There was no original publication date for “The White Cottage” by L.A.G. Strong, but it has been anthologized since at least 1940. The narrator tells of a visit by a locum town-based doctor to an island nearby to help a woman give birth at her home. The perilous journey from the town to the island with the expectant father and a neighbor as navigators and rowers ends with all thoroughly drenched from a storm after nearly capsizing. Realizing that the doctor has no dry clothes to change into, the couple offers him the husband’s flannel nightgown and a blanket. The doctor, after checking the wife and estimating a number of hours of labor ahead, goes to the living room by the fire. Fearing he’s still chilled, the couple decides to make room in their bed for him. After hesitating for a moment, he climbs in next to the husband. After some small talk and an ‘order’ for the soon-to-be mother to lay on her side and have her husband rub her back, the doctor begins to assess the situation he finds himself in: “Right living was not obedience to rule: it was a balance, renewed each instant, like a tight-rope walker’s, a tension between opposites. Here, for a moment, in this bed, in this cottage, in this tiny focus of life, beneath storm and towering sky, was wisdom. Men did not possess wisdom. It possessed them. Like a light, it flickered here and there over the vast dark mass of humanity, illuminating briefly every now and then a single understanding. Here, for the moment, it possessed him; and by its light he gave thanks, and loved all men” (p. 249). After a successful delivery (and some celebratory drink and breakfast), the doctor was off to his town with a promise to return for a checkup. His new friend demurred. “No trouble man. It’s a pleasure—besides being my plain duty. Mind you, she’ll be right as rain. But I’ll come” (p.252), responded the doctor. After a silent handshake, and suddenly finding “eyes full of tears … he clambered into the boat” (p. 252).
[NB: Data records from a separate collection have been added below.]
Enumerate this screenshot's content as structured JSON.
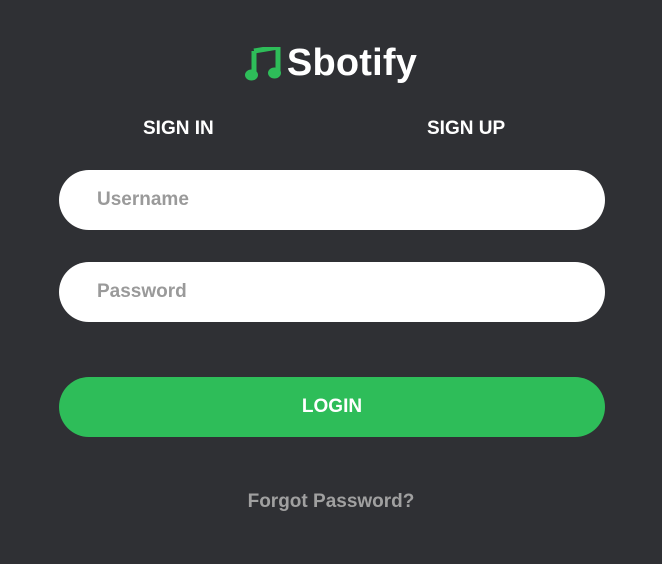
{
  "brand": {
    "name": "Sbotify",
    "icon": "music-note-icon",
    "accent_color": "#2ebd59"
  },
  "tabs": [
    {
      "label": "SIGN IN"
    },
    {
      "label": "SIGN UP"
    }
  ],
  "form": {
    "username": {
      "value": "",
      "placeholder": "Username"
    },
    "password": {
      "value": "",
      "placeholder": "Password"
    },
    "login_label": "LOGIN",
    "forgot_label": "Forgot Password?"
  },
  "colors": {
    "background": "#2f3034",
    "input_background": "#ffffff",
    "placeholder": "#9a9a9a",
    "link": "#a0a0a0"
  }
}
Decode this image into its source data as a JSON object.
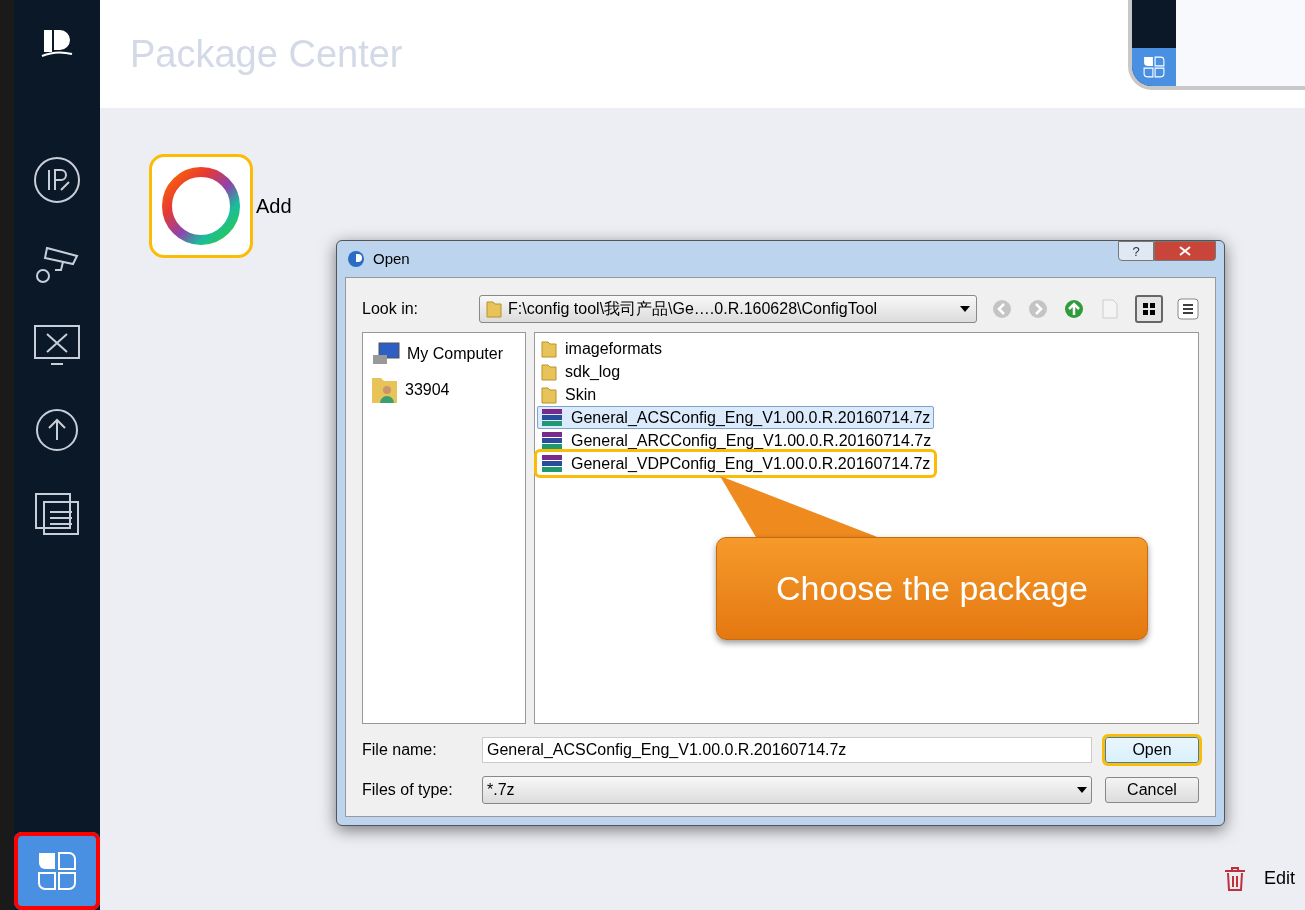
{
  "app": {
    "title": "Package Center"
  },
  "sidebar": {
    "items": [
      {
        "kind": "ip",
        "selected": false,
        "highlighted": false
      },
      {
        "kind": "camera",
        "selected": false,
        "highlighted": false
      },
      {
        "kind": "tools",
        "selected": false,
        "highlighted": false
      },
      {
        "kind": "upgrade",
        "selected": false,
        "highlighted": false
      },
      {
        "kind": "documents",
        "selected": false,
        "highlighted": false
      },
      {
        "kind": "packages",
        "selected": true,
        "highlighted": true
      }
    ]
  },
  "add": {
    "label": "Add",
    "highlighted": true
  },
  "dialog": {
    "title": "Open",
    "help": "?",
    "look_in": {
      "label": "Look in:",
      "value": "F:\\config tool\\我司产品\\Ge….0.R.160628\\ConfigTool"
    },
    "places": [
      {
        "kind": "computer",
        "label": "My Computer"
      },
      {
        "kind": "user",
        "label": "33904"
      }
    ],
    "files": [
      {
        "kind": "folder",
        "name": "imageformats",
        "selected": false,
        "highlighted": false
      },
      {
        "kind": "folder",
        "name": "sdk_log",
        "selected": false,
        "highlighted": false
      },
      {
        "kind": "folder",
        "name": "Skin",
        "selected": false,
        "highlighted": false
      },
      {
        "kind": "archive",
        "name": "General_ACSConfig_Eng_V1.00.0.R.20160714.7z",
        "selected": true,
        "highlighted": false
      },
      {
        "kind": "archive",
        "name": "General_ARCConfig_Eng_V1.00.0.R.20160714.7z",
        "selected": false,
        "highlighted": false
      },
      {
        "kind": "archive",
        "name": "General_VDPConfig_Eng_V1.00.0.R.20160714.7z",
        "selected": false,
        "highlighted": true
      }
    ],
    "file_name": {
      "label": "File name:",
      "value": "General_ACSConfig_Eng_V1.00.0.R.20160714.7z"
    },
    "file_type": {
      "label": "Files of type:",
      "value": "*.7z"
    },
    "buttons": [
      {
        "label": "Open",
        "highlighted": true
      },
      {
        "label": "Cancel",
        "highlighted": false
      }
    ]
  },
  "callout": {
    "text": "Choose the package"
  },
  "edit": {
    "label": "Edit"
  }
}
“Doc Mellhorn and the Pearly Gates” by Stephen Vincent Benet was originally published in 1929. The story begins with an in-depth description of a humble, impish (having mastered many diversionary tricks), and independent small town doctor and the place he practices, but quickly moves to much larger realms through Benet’s use of magical realism. Doc Mellhorn has died but has not fully landed in his final destination, heaven, and decides to spend a bit of time in hell first because of the perceived lack of opportunity to practice medicine in heaven (and an off-putting encounter with an overly officious clerk at the pearly gates). When he gets to hell, he gets to work on setting up a clinic—“mostly sprains, fractures, bruises and dislocations, of course, with occasional burns and scalds… [reminding him] a good deal of his practice in Steeltown, especially when it came to foreign bodies in the eye” (p.23). After a number of months, and a confrontation with another officious bureaucrat, Doc got back on the road to his original destination, giving him some time to think about whether he was deserving of that final abode. “I’m a doctor. I can’t work miracles,” he thought. “Then the black fit came over him and he remembered all the times he’d been wrong and the people he couldn’t do anything for” (p.28).  Landing for a second time at the pearly gates, he finds family waiting for him with assurances that there’s more than just eternal peace in heaven. “They wouldn’t all arrive in first-class shape," (p.31) explains his Uncle Frank, assuring him that there will be lots of work for him to do. Uncle Frank also lets him know that a delegation is coming to meet him since Doc had “broken pretty near every regulation except fire laws, and refused the Gate first crack” (p. 32). Then, out of a phalanx of famous doctors (from a list that Doc began to create during his first, shortened visit), appeared—with “winged staff entwined with two fangless serpents”-- his top choice--- Aesculapius. “The bearded figure stopped in front of Doc Mellhorn. Welcome brother, said Aesculapius. It’s an honor to meet you, Doctor, said Doc Mellhorn. He shook the outstretched hand. Then he took a silver half dollar from the mouth of the left-hand snake” (p.32). ….I laughed out loud—and couldn’t imagine a better ending.